The Sloan neutral community model was further applied to analyze the shared OTUs between the surrounding sediment or water and shrimp intestine. That is, neutral distribution (black points) accounted for 37.8% in sediment, and 30.8% in water microbial communities (Fig. 4c). In contrast, the proportion of under-represented (green points) and over-represented (red points) OTUs was 15.0% or 5.2%, and 44.7% or 45.7% in sediment or water, respectively (Fig. 4c). Thus, the proportion of shared and neutrally distributed OTUs between shrimp intestine and sediment was higher than these in water, suggesting that communities of shrimp intestine were tended to colonize from sediment rather than from water. More obvious similar trends were observed for the six locations across a regional scale (Additional file 2: Figure S6).
The microbial assemblies of three habitats in the SCPE were largely controlled by stochastic processes
In order to understand microbial assembly mechanisms in three habitats of the SCPE, we used the null model-based approach to calculate stochastic ratios with taxonomic (Bray-Curtis, abundance-weighted and unweighted) and phylogenetic (weighted and unweighted UniFrac) metrics. The results showed that the average stochastic ratios based on taxonomic and phylogenetic metrics were higher than 78.4% in water, 80.8% in shrimp intestine and 80.3% in sediment habitats (Fig. 5a), suggesting that stochastic factors were more important than deterministic factors in influencing microbial community composition of three habitats in the SCPE.

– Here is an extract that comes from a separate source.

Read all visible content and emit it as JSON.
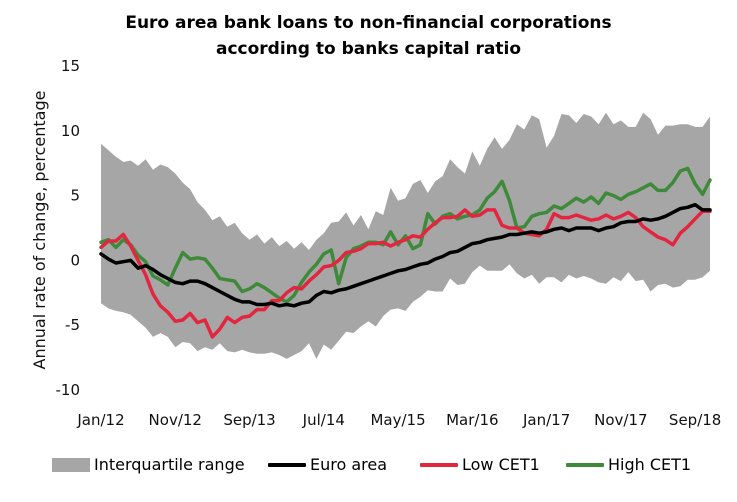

Variation partitioning analysis (VPA) was performed to discern the relative importance of various factors (geographic distance and environmental factors) contributing to microbial communities of water and sediment habitats in the SCPE. Water environmental factors (pH, salinity, dissolved oxygen (DO), ammonia nitrogen (NH4+-N), nitrate nitrogen (NO3--N), orthophosphate (PO43--P), concentrations of total carbon (TC), total organic carbon (TOC), total phosphorus (TP), ratio of carbon to nitrogen (C/N) and ratio of nitrogen to phosphorus (N/P)) and sediment environmental factors (pH, TC, TOC, total nitrogen (TN), TP, C/N, ratio of carbon to phosphorus (C/P) and N/P) were selected by the BioEnv procedure, which provides the highest Pearson correlation with the microbial community structure. Overall, the combination of selected water or sediment environmental factors and geographic distance showed a significant correlation (P < 0.001) with the water or sediment microbial structure. These variables explained 29.5% or 24.9% of the observed variation in water or sediment habitats, respectively, leaving 70.5% or 75.1% of the variation unexplained (Fig. 5b and 5c). The water or sediment environmental factors explained 21.7% or 14.2% (P < 0.001), and geographic distance alone explained 2.5% or 9.0% (P < 0.001) variations with 5.3% or 1.7% interaction effect detected, respectively (Fig. 5b and 5c).